Guide

Hybrid CLI

aldo run auto-decides local vs hosted based on the agent's required capabilities. --route auto|local|hosted overrides.

aldo run <agent> decides where to execute the agent based on three inputs:

The agent's required capability classes — primary + fallbacks declared in the spec's modelPolicy.
What's locally reachable — what @aldo-ai/local-discovery says is up on the operator's machine (Ollama, vLLM, llama.cpp, MLX, LM Studio).
Whether the operator has hosted access — ALDO_API_TOKEN set against ALDO_API_URL (default https://ai.aldo.tech).

#The decision

--route auto (the default) follows these rules in order:

If any local model advertises a capability class the agent asks for (primary or any fallback), run locally. This is the LLM-agnostic default — the user already paid for the model.
If ALDO_LOCAL_DISCOVERY is unset or returns no classes, default to local (the gateway router fails downstream with a typed error if no model actually resolves). This preserves the pre-§14-A behaviour for callers that opt out of probing.
If local can't serve and ALDO_API_TOKEN is set, delegate to the hosted plane via REST.
Otherwise: typed error with a hint to either pull a matching local model or set ALDO_API_TOKEN.

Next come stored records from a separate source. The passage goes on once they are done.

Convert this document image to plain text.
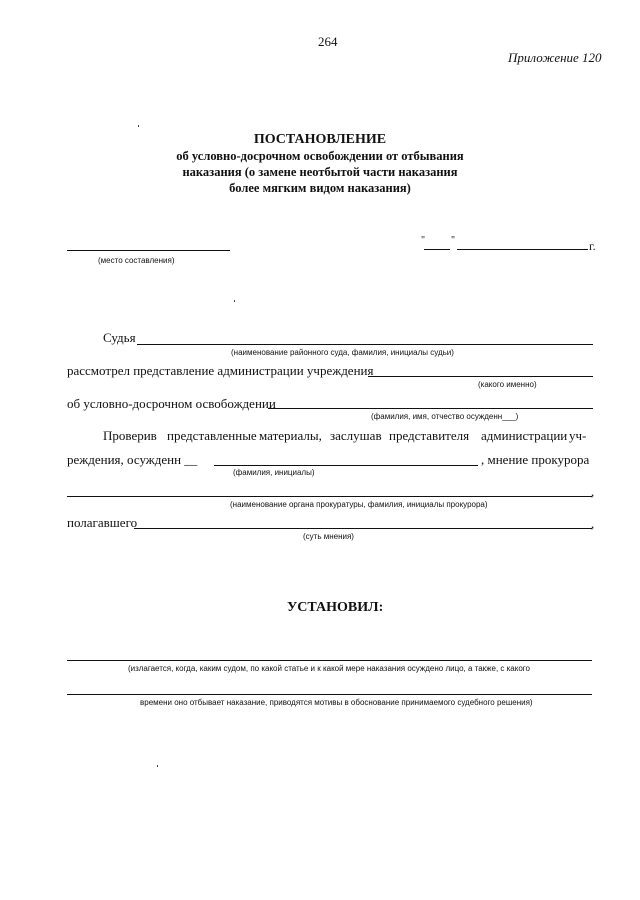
264
Приложение 120
ПОСТАНОВЛЕНИЕ
об условно-досрочном освобождении от отбывания
наказания (о замене неотбытой части наказания
более мягким видом наказания)
(место составления)
"	"	г.
Судья
(наименование районного суда, фамилия, инициалы судьи)
рассмотрел представление администрации учреждения
(какого именно)
об условно-досрочном освобождении
(фамилия, имя, отчество осужденн___)
Проверив представленные материалы, заслушав представителя администрации уч-
реждения, осужденн __	, мнение прокурора
(фамилия, инициалы)
,
(наименование органа прокуратуры, фамилия, инициалы прокурора)
полагавшего	,
(суть мнения)
УСТАНОВИЛ:
(излагается, когда, каким судом, по какой статье и к какой мере наказания осуждено лицо, а также, с какого
времени оно отбывает наказание, приводятся мотивы в обоснование принимаемого судебного решения)
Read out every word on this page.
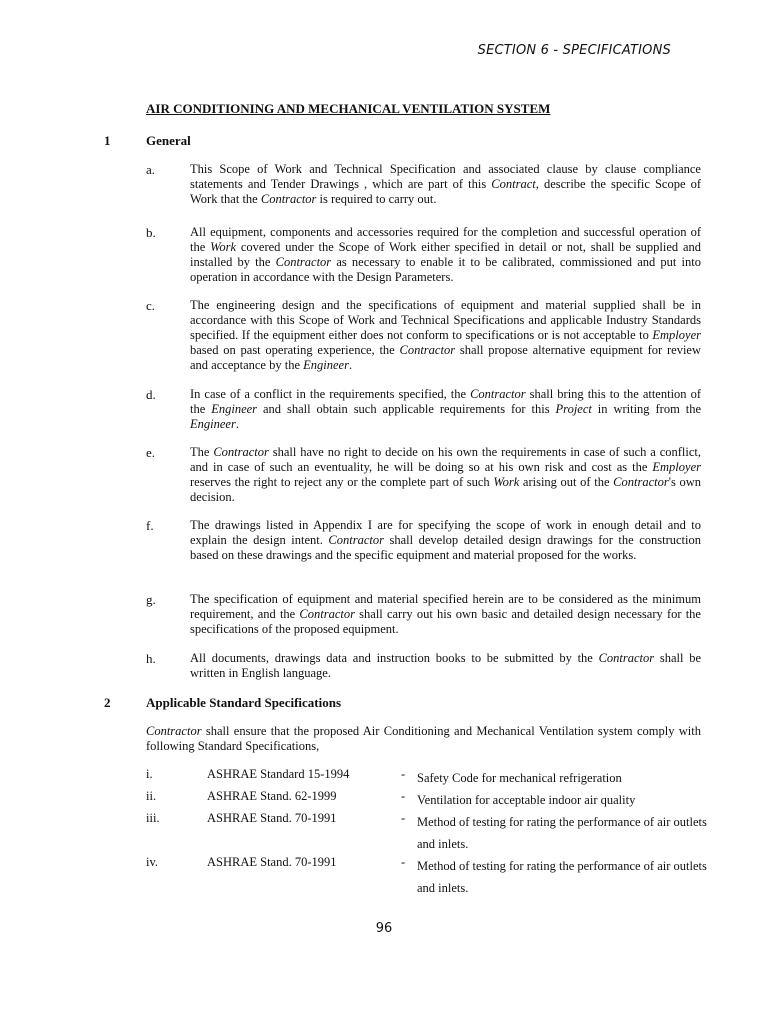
SECTION 6 - SPECIFICATIONS
AIR CONDITIONING AND MECHANICAL VENTILATION SYSTEM
1	General
a.	This Scope of Work and Technical Specification and associated clause by clause compliance statements and Tender Drawings , which are part of this Contract, describe the specific Scope of Work that the Contractor is required to carry out.
b.	All equipment, components and accessories required for the completion and successful operation of the Work covered under the Scope of Work either specified in detail or not, shall be supplied and installed by the Contractor as necessary to enable it to be calibrated, commissioned and put into operation in accordance with the Design Parameters.
c.	The engineering design and the specifications of equipment and material supplied shall be in accordance with this Scope of Work and Technical Specifications and applicable Industry Standards specified. If the equipment either does not conform to specifications or is not acceptable to Employer based on past operating experience, the Contractor shall propose alternative equipment for review and acceptance by the Engineer.
d.	In case of a conflict in the requirements specified, the Contractor shall bring this to the attention of the Engineer and shall obtain such applicable requirements for this Project in writing from the Engineer.
e.	The Contractor shall have no right to decide on his own the requirements in case of such a conflict, and in case of such an eventuality, he will be doing so at his own risk and cost as the Employer reserves the right to reject any or the complete part of such Work arising out of the Contractor's own decision.
f.	The drawings listed in Appendix I are for specifying the scope of work in enough detail and to explain the design intent. Contractor shall develop detailed design drawings for the construction based on these drawings and the specific equipment and material proposed for the works.
g.	The specification of equipment and material specified herein are to be considered as the minimum requirement, and the Contractor shall carry out his own basic and detailed design necessary for the specifications of the proposed equipment.
h.	All documents, drawings data and instruction books to be submitted by the Contractor shall be written in English language.
2	Applicable Standard Specifications
Contractor shall ensure that the proposed Air Conditioning and Mechanical Ventilation system comply with following Standard Specifications,
i.	ASHRAE Standard 15-1994	- Safety Code for mechanical refrigeration
ii.	ASHRAE Stand. 62-1999	- Ventilation for acceptable indoor air quality
iii.	ASHRAE Stand. 70-1991	- Method of testing for rating the performance of air outlets and inlets.
iv.	ASHRAE Stand. 70-1991	- Method of testing for rating the performance of air outlets and inlets.
96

--route hosted forces remote dispatch and errors if no token is set. --route local forces local execution; the gateway router will produce its own typed failure if no model resolves.

#Configuring

# Local-only: nothing extra. `aldo run` finds Ollama at
# http://localhost:11434 and runs against whatever you've pulled.
export ALDO_LOCAL_DISCOVERY=ollama       # opt into the probe
ollama pull qwen3:14b                    # whatever your spec needs

# Hybrid: add a hosted token.
export ALDO_API_TOKEN=ak_live_…           # mint at /settings/api-keys
# ALDO_API_URL defaults to https://ai.aldo.tech.

#Examples

# Auto. Local for sensitive agents (privacy_tier=sensitive +
# capability_class=local-reasoning). Hosted for cloud-tier ones
# (capability_class=reasoning-large with no local fallback that
# matches).
aldo run principal --inputs '{"brief":"add /v1/healthz/db"}'

# Force local. Useful when you know your local model is up to it
# even if it doesn't advertise the exact class.
aldo run principal --route local

# Force hosted. Useful for a cost / quality comparison.
aldo run principal --route hosted

# JSON output for piping into a CI step or log aggregator.
aldo run principal --route hosted --json

#What hosted dispatch does

runOnHostedApi is a thin REST wrapper around the platform API:

POST /v1/runs with { agentName, agentVersion?, inputs?, project? }.
Poll GET /v1/runs/:id every 1.5 s until the status hits a terminal state (completed, failed, rejected, canceled).
Return the final RunDetail (events + usage included).

Transient poll non-200s are logged to stderr but do not kill the run — the executor on the hosted side is decoupled from the poll loop. A 10-minute global ceiling fires HostedRunTimeoutError if the run never reaches a terminal status.

The hosted path produces the same done in <ms>ms, $<usd> on <model> line as the local path so scripts don't have to branch on which side ran.

#Privacy

Privacy-tier enforcement is unchanged: a sensitive agent must have capabilityClass: local-reasoning in its policy and is fail- closed routed to a local model. The hybrid CLI never delegates a sensitive agent to hosted — even with --route hosted, the gateway router on the hosted side will refuse and return a privacy_tier_ unroutable error.

#What hybrid CLI does NOT do

Stream tokens through hosted polling. v0 polls; SSE wiring is a follow-up that needs a new API endpoint. The user-visible difference: a hosted run shows ... hosted run <id> status → running then jumps to the final output, instead of streaming every delta.
Auto-discover hosted endpoints. ALDO_API_URL is the only knob. Self-hosted ALDO deployments work the same way — point the var at your install.
Manage local model lifecycle. aldo run doesn't ollama pull a missing model for you. Pull what you need, then route.